Personal information collected

Sandberg does not collect any personally identifiable information without your consent.

The only personal information we may request from you is contact information (for example when you fill in an enquiry form on this site). This can consist of such information as your name, e‐mail, telephone number, etc. By entering the information in the fields requested you enable Sandberg to provide you with the information or services you request.

In the event that you request us to send you electronic newsletters, we will collect and hold your name and email address (as provided by you in the subscription form). You may at any time remove yourself from our mailing list by following the link provided in every newsletter.

Sandberg will not trade, sell or share your personal information for use by any other business or third party.

Use of cookies

What is a cookie?

A cookie is a brief amount of data, usually containing a unique identifier, sent to your browser software from a website and recorded on your computer’s storage. Each website may set one or several such cookies on your computer, but your browser will only allow a website to access the cookie(s) it has set and deny access to other websites’ cookies.

Cookies record information about your preferences and allow websites to customize your experience. They are also used for handling user authentication in members‐only areas of a website. Users have the option to be forewarned before accepting a cookie, review cookies already stored on their computer’s permanent storage and even delete them if so required. Your web browser software gives you these options. Each web browser handles these features in a different way, so you have to consult your web browser’s help/user guide/manual to learn more about this.

How are cookies used on the Sandberg GPR website?

Sandberg does not set any cookies.

Sandberg does not use any third-party cookies.

9. Marketing

We may also use your personal data to provide you with information about services we provide which may be of interest to you where you have provided your consent for us to do so. This information may include alerts and newsletters. We will communicate this to you in a number of ways including by post, telephone, email or other digital channels.

We are committed to only sending you marketing communications that you have clearly expressed an interest in receiving.
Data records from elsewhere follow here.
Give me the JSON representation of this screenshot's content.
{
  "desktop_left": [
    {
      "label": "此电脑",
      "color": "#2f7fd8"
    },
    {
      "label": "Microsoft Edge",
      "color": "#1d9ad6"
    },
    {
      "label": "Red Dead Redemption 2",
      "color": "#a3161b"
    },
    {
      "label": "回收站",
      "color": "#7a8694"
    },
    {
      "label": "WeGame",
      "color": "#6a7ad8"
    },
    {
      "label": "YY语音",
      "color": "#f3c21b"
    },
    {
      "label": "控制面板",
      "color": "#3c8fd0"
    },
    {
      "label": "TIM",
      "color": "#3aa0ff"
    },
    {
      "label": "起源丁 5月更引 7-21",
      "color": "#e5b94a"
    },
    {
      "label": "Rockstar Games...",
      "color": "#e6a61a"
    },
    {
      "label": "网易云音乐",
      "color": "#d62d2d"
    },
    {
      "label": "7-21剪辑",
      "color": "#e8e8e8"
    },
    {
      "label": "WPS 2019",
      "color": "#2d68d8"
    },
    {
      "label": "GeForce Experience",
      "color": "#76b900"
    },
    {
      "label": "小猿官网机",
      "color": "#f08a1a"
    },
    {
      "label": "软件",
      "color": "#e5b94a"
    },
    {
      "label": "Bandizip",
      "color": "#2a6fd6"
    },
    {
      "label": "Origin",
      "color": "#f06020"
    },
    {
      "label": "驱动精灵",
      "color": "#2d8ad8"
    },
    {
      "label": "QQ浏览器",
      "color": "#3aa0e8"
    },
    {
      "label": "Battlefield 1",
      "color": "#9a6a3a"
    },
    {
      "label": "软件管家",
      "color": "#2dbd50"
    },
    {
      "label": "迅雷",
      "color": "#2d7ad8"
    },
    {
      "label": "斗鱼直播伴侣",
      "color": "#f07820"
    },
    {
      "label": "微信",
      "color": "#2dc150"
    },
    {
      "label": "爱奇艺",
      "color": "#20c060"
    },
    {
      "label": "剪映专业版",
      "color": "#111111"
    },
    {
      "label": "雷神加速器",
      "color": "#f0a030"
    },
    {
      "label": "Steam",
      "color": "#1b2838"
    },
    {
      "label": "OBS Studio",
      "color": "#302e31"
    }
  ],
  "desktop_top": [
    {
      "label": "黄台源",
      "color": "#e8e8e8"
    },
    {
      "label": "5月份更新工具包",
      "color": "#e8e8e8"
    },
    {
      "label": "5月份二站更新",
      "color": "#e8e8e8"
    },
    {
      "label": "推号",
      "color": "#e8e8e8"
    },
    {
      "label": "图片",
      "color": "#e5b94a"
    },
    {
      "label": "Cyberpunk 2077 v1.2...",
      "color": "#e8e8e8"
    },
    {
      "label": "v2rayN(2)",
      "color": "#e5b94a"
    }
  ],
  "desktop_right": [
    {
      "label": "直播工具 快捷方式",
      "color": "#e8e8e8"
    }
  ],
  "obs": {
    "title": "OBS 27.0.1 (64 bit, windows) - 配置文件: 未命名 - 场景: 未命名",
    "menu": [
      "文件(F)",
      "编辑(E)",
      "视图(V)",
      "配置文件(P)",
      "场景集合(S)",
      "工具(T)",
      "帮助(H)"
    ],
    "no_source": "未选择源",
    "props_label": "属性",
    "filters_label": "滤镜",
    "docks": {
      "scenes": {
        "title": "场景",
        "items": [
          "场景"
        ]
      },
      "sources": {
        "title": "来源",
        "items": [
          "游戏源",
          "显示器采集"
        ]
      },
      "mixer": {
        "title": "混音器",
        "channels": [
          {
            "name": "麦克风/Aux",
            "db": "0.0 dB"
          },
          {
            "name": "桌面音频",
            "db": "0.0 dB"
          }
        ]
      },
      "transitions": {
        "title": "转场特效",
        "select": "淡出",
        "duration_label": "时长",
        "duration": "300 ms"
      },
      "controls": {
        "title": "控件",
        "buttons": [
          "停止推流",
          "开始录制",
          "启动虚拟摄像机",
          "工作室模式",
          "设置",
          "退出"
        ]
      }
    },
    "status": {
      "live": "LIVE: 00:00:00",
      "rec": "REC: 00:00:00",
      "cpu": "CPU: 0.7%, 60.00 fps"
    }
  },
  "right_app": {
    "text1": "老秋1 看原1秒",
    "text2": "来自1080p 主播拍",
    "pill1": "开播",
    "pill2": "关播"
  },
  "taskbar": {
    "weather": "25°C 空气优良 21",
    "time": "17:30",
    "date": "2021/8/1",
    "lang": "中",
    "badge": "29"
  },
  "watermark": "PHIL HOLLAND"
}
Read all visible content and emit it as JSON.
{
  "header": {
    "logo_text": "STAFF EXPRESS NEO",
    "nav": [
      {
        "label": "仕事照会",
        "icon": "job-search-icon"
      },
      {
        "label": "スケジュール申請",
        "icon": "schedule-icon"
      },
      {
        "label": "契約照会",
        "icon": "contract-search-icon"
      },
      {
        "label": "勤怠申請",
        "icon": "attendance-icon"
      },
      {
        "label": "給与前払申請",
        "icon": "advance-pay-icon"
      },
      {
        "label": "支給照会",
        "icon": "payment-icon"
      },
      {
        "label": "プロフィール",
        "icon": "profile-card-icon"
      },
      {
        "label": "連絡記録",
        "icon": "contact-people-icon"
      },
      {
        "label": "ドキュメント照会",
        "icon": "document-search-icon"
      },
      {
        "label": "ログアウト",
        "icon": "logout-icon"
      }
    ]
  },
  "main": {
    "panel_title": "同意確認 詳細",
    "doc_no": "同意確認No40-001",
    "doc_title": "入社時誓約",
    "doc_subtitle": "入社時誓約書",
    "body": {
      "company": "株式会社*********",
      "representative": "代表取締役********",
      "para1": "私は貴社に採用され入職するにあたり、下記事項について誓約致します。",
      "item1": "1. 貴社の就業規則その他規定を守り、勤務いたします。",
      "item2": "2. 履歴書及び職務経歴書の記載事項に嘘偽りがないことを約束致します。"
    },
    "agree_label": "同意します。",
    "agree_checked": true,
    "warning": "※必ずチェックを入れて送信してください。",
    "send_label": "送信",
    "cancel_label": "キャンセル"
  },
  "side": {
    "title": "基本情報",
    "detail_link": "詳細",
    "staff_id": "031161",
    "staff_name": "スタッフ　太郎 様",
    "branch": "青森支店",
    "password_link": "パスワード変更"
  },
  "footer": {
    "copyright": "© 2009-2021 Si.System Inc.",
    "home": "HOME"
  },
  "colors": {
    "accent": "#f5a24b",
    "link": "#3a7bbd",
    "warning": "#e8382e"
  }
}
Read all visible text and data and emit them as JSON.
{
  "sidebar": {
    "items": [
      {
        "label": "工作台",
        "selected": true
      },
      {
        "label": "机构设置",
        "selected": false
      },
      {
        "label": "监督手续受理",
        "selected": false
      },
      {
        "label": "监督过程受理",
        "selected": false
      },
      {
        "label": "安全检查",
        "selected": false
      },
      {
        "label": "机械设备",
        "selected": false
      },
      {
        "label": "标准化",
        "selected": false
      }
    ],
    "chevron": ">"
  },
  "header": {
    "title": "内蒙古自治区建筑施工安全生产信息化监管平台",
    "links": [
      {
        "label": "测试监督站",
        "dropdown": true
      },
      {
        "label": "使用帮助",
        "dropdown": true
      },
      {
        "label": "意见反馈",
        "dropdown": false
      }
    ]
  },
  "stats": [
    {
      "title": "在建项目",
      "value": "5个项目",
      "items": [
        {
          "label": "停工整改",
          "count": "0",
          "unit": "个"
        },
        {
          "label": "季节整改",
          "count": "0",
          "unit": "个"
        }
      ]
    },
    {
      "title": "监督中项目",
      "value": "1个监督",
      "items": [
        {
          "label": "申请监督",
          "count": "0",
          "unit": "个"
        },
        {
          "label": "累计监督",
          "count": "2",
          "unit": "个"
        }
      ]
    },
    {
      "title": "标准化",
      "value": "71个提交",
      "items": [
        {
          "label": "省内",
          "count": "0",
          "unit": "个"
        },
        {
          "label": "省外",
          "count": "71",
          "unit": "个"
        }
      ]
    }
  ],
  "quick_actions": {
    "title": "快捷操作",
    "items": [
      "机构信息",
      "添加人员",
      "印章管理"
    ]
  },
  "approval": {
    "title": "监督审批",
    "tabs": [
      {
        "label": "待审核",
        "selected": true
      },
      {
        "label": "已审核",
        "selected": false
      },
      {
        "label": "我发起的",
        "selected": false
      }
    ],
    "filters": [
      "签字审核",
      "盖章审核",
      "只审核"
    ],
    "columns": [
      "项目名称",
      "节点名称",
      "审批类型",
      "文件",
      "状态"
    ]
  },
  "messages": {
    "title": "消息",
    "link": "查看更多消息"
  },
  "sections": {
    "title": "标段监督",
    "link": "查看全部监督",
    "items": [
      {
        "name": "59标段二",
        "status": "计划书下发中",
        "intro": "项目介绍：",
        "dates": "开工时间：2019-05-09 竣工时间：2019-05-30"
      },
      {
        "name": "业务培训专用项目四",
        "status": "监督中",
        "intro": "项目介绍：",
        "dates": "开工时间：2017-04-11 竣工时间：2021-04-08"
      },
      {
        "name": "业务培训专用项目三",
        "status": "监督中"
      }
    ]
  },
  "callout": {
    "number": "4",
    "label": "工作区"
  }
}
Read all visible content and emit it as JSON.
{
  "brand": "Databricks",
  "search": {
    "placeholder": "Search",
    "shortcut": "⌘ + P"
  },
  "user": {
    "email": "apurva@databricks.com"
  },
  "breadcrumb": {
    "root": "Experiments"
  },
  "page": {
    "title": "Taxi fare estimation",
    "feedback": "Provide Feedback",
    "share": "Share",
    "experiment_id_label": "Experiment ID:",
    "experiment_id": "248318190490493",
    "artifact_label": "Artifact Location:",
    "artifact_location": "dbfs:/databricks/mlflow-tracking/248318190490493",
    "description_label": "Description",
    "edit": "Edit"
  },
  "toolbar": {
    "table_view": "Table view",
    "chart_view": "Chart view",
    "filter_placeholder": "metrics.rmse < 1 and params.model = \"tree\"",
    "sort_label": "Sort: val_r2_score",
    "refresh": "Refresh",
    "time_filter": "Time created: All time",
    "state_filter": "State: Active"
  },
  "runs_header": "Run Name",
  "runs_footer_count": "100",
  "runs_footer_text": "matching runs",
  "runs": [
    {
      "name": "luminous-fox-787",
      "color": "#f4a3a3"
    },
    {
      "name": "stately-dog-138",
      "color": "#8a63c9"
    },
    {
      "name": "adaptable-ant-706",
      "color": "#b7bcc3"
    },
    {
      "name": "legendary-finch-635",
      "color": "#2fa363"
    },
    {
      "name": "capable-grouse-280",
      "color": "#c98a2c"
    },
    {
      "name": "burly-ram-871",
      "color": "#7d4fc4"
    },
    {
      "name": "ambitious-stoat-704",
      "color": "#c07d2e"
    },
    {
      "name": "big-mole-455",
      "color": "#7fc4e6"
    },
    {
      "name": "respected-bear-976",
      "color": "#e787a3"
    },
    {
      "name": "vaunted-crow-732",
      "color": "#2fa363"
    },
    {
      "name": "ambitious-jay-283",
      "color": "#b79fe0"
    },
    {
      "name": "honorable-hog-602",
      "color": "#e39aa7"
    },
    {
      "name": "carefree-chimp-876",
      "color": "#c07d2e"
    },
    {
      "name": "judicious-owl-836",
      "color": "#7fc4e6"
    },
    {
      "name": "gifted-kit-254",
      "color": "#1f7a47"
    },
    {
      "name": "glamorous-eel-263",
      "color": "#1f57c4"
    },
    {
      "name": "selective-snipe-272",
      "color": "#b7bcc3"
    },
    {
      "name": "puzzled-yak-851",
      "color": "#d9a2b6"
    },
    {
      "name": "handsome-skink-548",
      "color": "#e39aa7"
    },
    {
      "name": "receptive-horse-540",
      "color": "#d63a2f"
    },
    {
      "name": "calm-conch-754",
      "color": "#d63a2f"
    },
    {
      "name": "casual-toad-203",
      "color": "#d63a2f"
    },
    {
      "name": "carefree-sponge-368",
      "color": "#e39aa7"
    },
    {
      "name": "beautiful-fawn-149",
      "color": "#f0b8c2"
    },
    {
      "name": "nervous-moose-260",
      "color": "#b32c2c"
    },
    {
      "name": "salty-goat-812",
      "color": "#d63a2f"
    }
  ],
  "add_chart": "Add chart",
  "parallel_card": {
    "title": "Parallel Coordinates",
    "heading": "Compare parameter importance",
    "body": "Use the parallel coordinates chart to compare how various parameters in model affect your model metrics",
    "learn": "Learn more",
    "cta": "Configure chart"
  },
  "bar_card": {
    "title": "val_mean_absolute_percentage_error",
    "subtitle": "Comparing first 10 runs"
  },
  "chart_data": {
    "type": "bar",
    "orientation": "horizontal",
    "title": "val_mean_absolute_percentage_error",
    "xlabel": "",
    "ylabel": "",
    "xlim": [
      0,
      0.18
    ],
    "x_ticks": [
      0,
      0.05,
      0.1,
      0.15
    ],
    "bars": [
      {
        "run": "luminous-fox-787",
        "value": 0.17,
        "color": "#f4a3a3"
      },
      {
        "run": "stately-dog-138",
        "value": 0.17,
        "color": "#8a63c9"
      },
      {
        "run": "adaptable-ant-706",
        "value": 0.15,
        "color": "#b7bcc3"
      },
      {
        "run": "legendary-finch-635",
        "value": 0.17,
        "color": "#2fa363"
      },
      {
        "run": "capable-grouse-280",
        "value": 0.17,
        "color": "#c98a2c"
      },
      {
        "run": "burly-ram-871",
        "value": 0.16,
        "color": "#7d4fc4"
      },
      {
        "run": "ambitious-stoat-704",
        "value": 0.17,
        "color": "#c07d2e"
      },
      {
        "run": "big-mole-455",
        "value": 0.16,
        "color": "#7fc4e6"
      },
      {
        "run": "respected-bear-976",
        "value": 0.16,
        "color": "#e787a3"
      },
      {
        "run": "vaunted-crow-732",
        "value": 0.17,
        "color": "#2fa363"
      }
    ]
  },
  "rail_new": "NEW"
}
If you wish to unsubscribe from marketing communications sent by us, you may do so at any time by contacting us in one of the following ways:

  • By registered post ‐ Ewan Maclean, at Sandberg LLP, 40 Grosvenor Gardens, London, SW1W 0EB.
  • By e-mail to ho@sandberg.co.uk
  • By using the unsubscribe link in the footer of our Newsletter.

10. What is our approach to international data transfers?

In principle, we do not store or process personal data that we collect about you in countries outside the European Economic Area (EEA). However, some of the third parties we share personal data with (as set out in this Privacy Notice), may be located outside the EEA. In those circumstances, please note that your personal data will only be transferred outside the EEA on one of the following bases:

  • The country that we send the personal data to is approved by the European Commission as providing an adequate level of protection for personal data;
  • The transfer is to a recipient in the United States of America who has registered under the EU/US Privacy Shield;
  • The recipient has entered into European Commission standard contractual clauses with us; or

Please contact us if you require further information about this.

11. How long do we keep your data?

We will only retain your personal data for as long as reasonably necessary to fulfil the relevant purposes set out in this Privacy Notice and in order to comply with our legal and regulatory obligations. Please contact us if you would like further information regarding the periods for which your personal data will be stored.

12. What we do to safeguard your data

Sandberg Group is committed to protecting your privacy. Our staff use mobile devices, such as laptops and mobiles that are accessed by password. Our staff receive periodic training on data protection and all our contracts with third parties include relevant confidentiality and data protection provisions.